Nicknamed the "Merc with a Mouth", Deadpool is a high-tech mercenary known for his wisecracks, black comedy, and satirical pop-culture references. After Weapon X cured his terminal cancer by implementing a regenerative "healing factor" extracted from Wolverine, Deadpool is left disfigured and mentally unstable.
Beak started developing his powers at puberty. His body changed into that of a humanoid-bird form, with a beaked face, bulbous eyes, wing-like arms that give him the ability to fly (albeit clumsily), talons on his hands and feet, and double-jointed knees. He also possesses heightened agility, and he may possess heightened senses and a lighter skeletal structure.
A mutant, the Blob claims to be unmovable. He possesses an extreme amount of pliable body mass, which grants him superhuman strength and his own gravitational pull.

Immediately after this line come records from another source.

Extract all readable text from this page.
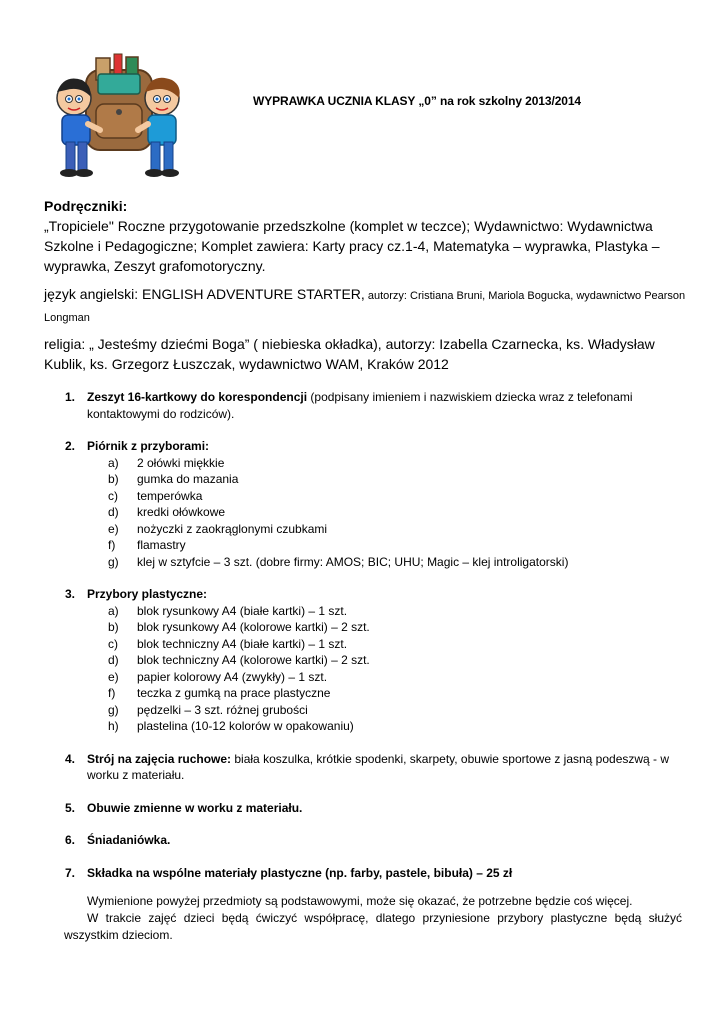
WYPRAWKA UCZNIA KLASY „0” na rok szkolny 2013/2014
Podręczniki:
„Tropiciele" Roczne przygotowanie przedszkolne (komplet w teczce); Wydawnictwo: Wydawnictwa Szkolne i Pedagogiczne; Komplet zawiera: Karty pracy cz.1-4, Matematyka – wyprawka, Plastyka – wyprawka, Zeszyt grafomotoryczny.
język angielski: ENGLISH ADVENTURE STARTER, autorzy: Cristiana Bruni, Mariola Bogucka, wydawnictwo Pearson Longman
religia: „ Jesteśmy dziećmi Boga” ( niebieska okładka), autorzy: Izabella Czarnecka, ks. Władysław Kublik, ks. Grzegorz Łuszczak, wydawnictwo WAM, Kraków 2012
1. Zeszyt 16-kartkowy do korespondencji (podpisany imieniem i nazwiskiem dziecka wraz z telefonami kontaktowymi do rodziców).
2. Piórnik z przyborami:
a) 2 ołówki miękkie
b) gumka do mazania
c) temperówka
d) kredki ołówkowe
e) nożyczki z zaokrąglonymi czubkami
f) flamastry
g) klej w sztyfcie – 3 szt. (dobre firmy: AMOS; BIC; UHU; Magic – klej introligatorski)
3. Przybory plastyczne:
a) blok rysunkowy A4 (białe kartki) – 1 szt.
b) blok rysunkowy A4 (kolorowe kartki) – 2 szt.
c) blok techniczny A4 (białe kartki) – 1 szt.
d) blok techniczny A4 (kolorowe kartki) – 2 szt.
e) papier kolorowy A4 (zwykły) – 1 szt.
f) teczka z gumką na prace plastyczne
g) pędzelki – 3 szt. różnej grubości
h) plastelina (10-12 kolorów w opakowaniu)
4. Strój na zajęcia ruchowe: biała koszulka, krótkie spodenki, skarpety, obuwie sportowe z jasną podeszwą - w worku z materiału.
5. Obuwie zmienne w worku z materiału.
6. Śniadaniówka.
7. Składka na wspólne materiały plastyczne (np. farby, pastele, bibuła) – 25 zł
Wymienione powyżej przedmioty są podstawowymi, może się okazać, że potrzebne będzie coś więcej.
W trakcie zajęć dzieci będą ćwiczyć współpracę, dlatego przyniesione przybory plastyczne będą służyć wszystkim dzieciom.
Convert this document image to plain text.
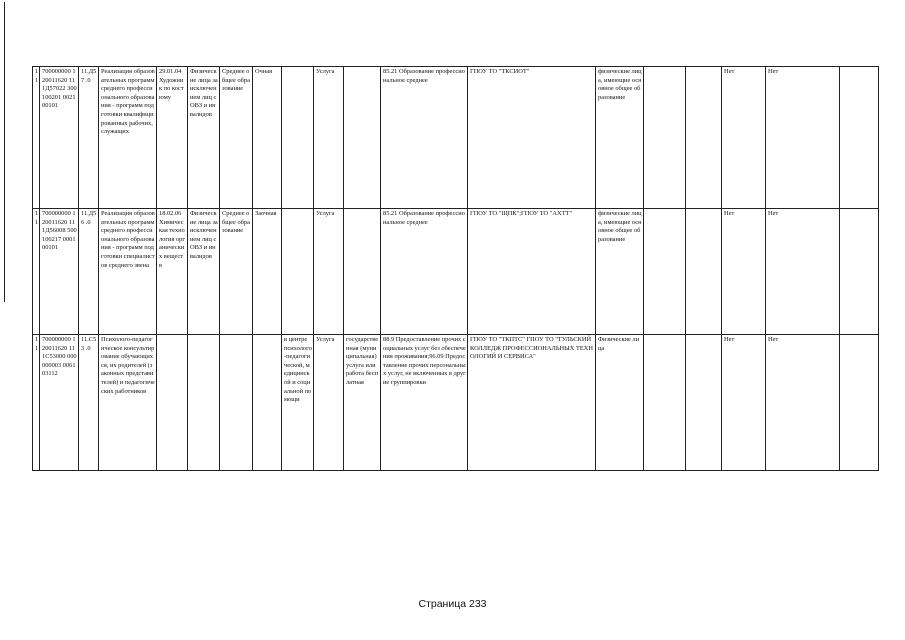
11	700000000 120011620 111Д57022 300100201 002100101	11.Д57 .0	Реализация образовательных программ среднего профессионального образования - программ подготовки квалифицированных рабочих, служащих	29.01.04 Художник по костюму	Физические лица за исключением лиц с ОВЗ и инвалидов	Среднее общее образование	Очная		Услуга		85.21 Образование профессиональное среднее	ГПОУ ТО "ТКСИОТ"	физические лица, имеющие основное общее образование			Нет	Нет	
11	700000000 120011620 111Д56008 500100217 000100101	11.Д56 .0	Реализация образовательных программ среднего профессионального образования - программ подготовки специалистов среднего звена	18.02.06 Химическая технология органических веществ	Физические лица за исключением лиц с ОВЗ и инвалидов	Среднее общее образование	Заочная		Услуга		85.21 Образование профессиональное среднее	ГПОУ ТО "ЩПК";ГПОУ ТО "АХТТ"	физические лица, имеющие основное общее образование			Нет	Нет	
11	700000000 120011620 111С53000 000000003 006103112	11.С53 .0	Психолого-педагогическое консультирование обучающихся, их родителей (законных представителей) и педагогических работников					в центре психолого-педагогической, медицинской и социальной помощи	Услуга	государственная (муниципальная) услуга или работа бесплатная	88.9 Предоставление прочих социальных услуг без обеспечения проживания;96.09 Предоставление прочих персональных услуг, не включенных в другие группировки	ГПОУ ТО "ТКПТС" ГПОУ ТО "ТУЛЬСКИЙ КОЛЛЕДЖ ПРОФЕССИОНАЛЬНЫХ ТЕХНОЛОГИЙ И СЕРВИСА"	Физические лица			Нет	Нет	
Страница 233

  • by Andy on January 20, 2009 at 08:05 AM

"Tribal Mind asks: What do they do then?"
I have no idea what they *do*, but I believe the word "mutant" is better than "shapeshifter" for the X-Men.
I too am looking forward to the movie of The Watchmen; and the new Star Trek movie. Everything above sounds fabulous (it does make 2009 sound like a year worth living!), but nothing quite zinged onto my radar like those two.
And I've been waiting for Dollhouse for so long, it feels like a 2007 wishlist item... At least I got to watch Dr Horrible's Sing-A-Long Blog over the weekend and get a bit of a Whedon fix that way. Just left me wanting more...

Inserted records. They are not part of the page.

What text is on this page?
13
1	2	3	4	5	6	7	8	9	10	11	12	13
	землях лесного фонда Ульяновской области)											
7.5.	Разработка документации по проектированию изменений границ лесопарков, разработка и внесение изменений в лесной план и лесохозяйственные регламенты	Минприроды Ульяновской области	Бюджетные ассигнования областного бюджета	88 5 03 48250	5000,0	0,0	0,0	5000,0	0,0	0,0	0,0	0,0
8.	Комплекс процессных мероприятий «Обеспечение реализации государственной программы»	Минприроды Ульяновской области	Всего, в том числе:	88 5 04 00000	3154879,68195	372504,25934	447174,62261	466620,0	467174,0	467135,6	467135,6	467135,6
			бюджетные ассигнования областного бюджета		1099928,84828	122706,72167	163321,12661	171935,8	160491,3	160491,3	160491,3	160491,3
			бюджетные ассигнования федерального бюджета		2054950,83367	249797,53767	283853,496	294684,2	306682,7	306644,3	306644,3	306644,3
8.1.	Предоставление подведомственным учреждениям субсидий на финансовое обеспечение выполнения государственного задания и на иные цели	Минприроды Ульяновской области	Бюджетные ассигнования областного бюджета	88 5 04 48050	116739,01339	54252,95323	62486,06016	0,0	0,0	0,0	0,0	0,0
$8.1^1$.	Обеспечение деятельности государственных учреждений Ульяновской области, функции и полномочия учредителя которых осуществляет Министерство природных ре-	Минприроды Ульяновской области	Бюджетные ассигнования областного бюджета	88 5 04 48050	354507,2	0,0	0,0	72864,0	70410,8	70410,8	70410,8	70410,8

  • by tqd on January 20, 2009 at 10:18 AM

True Blood is one of the best show to come out in many year!
http://truebloodnet.com
by redfirewood on January 19, 2009 at 05:48 AM
Yes, yes, yes!! It is definitely one of the best shows made this year, if not the best, although its tendency to wander over into soft porn on occasion means it's not for everyone.
There is so much to it in terms of characterisation, plotting, subtext, atmosphere, acting and cinematography that I couldn't pull out one main reason why I like it so much.
I've dubbed it the anti-Twilight.

  • by genfie on January 20, 2009 at 03:12 PM

The two programs I'm really desperate to see are the second season of In Treatment, and the last episodes of Battlestar Galactica.
Lots of great programs to look forward to in 2009, but not much worth watching on FTA.

  • by Sal on January 22, 2009 at 03:00 PM

I'm dizzy with delight!
A Battlestar Galactica marathon is on next Saturday on Fox, with the first 12 episodes of season 4 during the day, followed at 9pm by the most recent episode just shown in America ("fast-tracked").